Using set_transform on a dataset leads to an exception

I’m trying to do the exact same thing mentioned in the documentation:

from datasets import Dataset

audio_dataset_amr = Dataset.from_dict({"audio": ["audio_samples/audio.amr"]})

def decode_audio_with_pydub(batch):
    return batch

audio_dataset_amr.set_transform(decode_audio_with_pydub)
audio_dataset_amr.save_to_disk(f"./transformed_dataset")
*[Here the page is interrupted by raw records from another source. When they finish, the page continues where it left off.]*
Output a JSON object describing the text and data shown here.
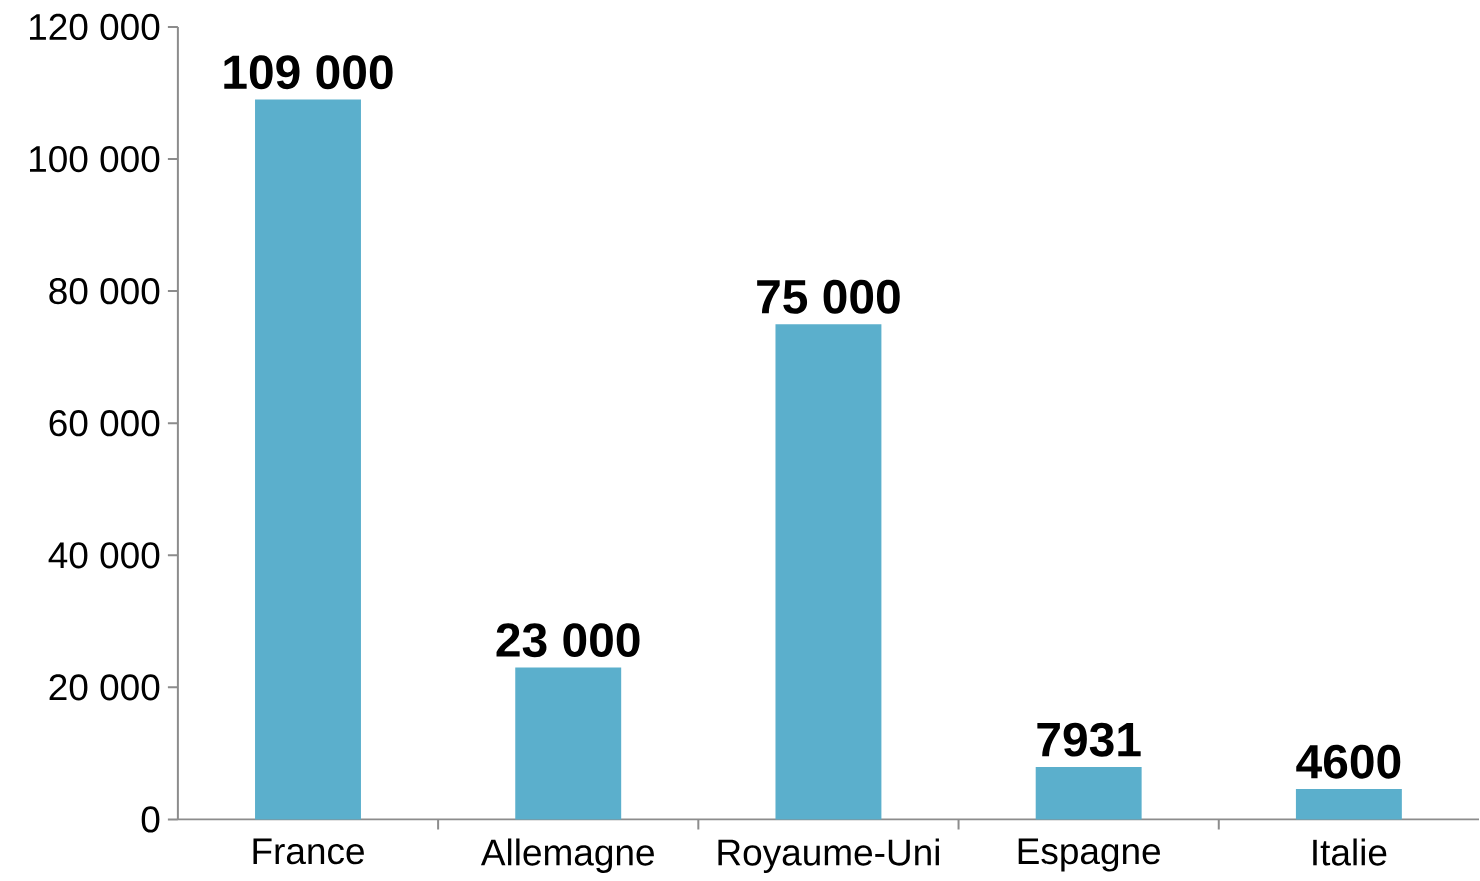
{
  "chart_data": {
    "type": "bar",
    "categories": [
      "France",
      "Allemagne",
      "Royaume-Uni",
      "Espagne",
      "Italie"
    ],
    "values": [
      109000,
      23000,
      75000,
      7931,
      4600
    ],
    "value_labels": [
      "109 000",
      "23 000",
      "75 000",
      "7931",
      "4600"
    ],
    "color": "#5bafcc",
    "ylim": [
      0,
      120000
    ],
    "yticks": [
      {
        "value": 0,
        "label": "0"
      },
      {
        "value": 20000,
        "label": "20 000"
      },
      {
        "value": 40000,
        "label": "40 000"
      },
      {
        "value": 60000,
        "label": "60 000"
      },
      {
        "value": 80000,
        "label": "80 000"
      },
      {
        "value": 100000,
        "label": "100 000"
      },
      {
        "value": 120000,
        "label": "120 000"
      }
    ],
    "grid": false
  }
}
But it fails with the following error:

Exception has occurred: TypeError
Object of type function is not JSON serializable
The format kwargs must be JSON serializable, but key 'transform' isn't.
TypeError: Object of type function is not JSON serializable

During handling of the above exception, another exception occurred:

  File "/home/mehran/tmp/locale_classifier/transform_dataset_test.py", line 59, in <module>
    audio_dataset_amr.save_to_disk(f"./transformed_dataset")
TypeError: Object of type function is not JSON serializable
The format kwargs must be JSON serializable, but key 'transform' isn't.

Is this a bug or am I doing something wrong?

BTW, if I comment out the set_transform, everything works just fine.

For this to work, we would have to pickle a custom transform, which means the transform and the objects it references need to be serializable. Also, deserializing these bytes would make load_from_disk unsafe, so I’m not sure this is a good idea.

EDIT:

I’ve opened a GH issue here to further discuss this matter.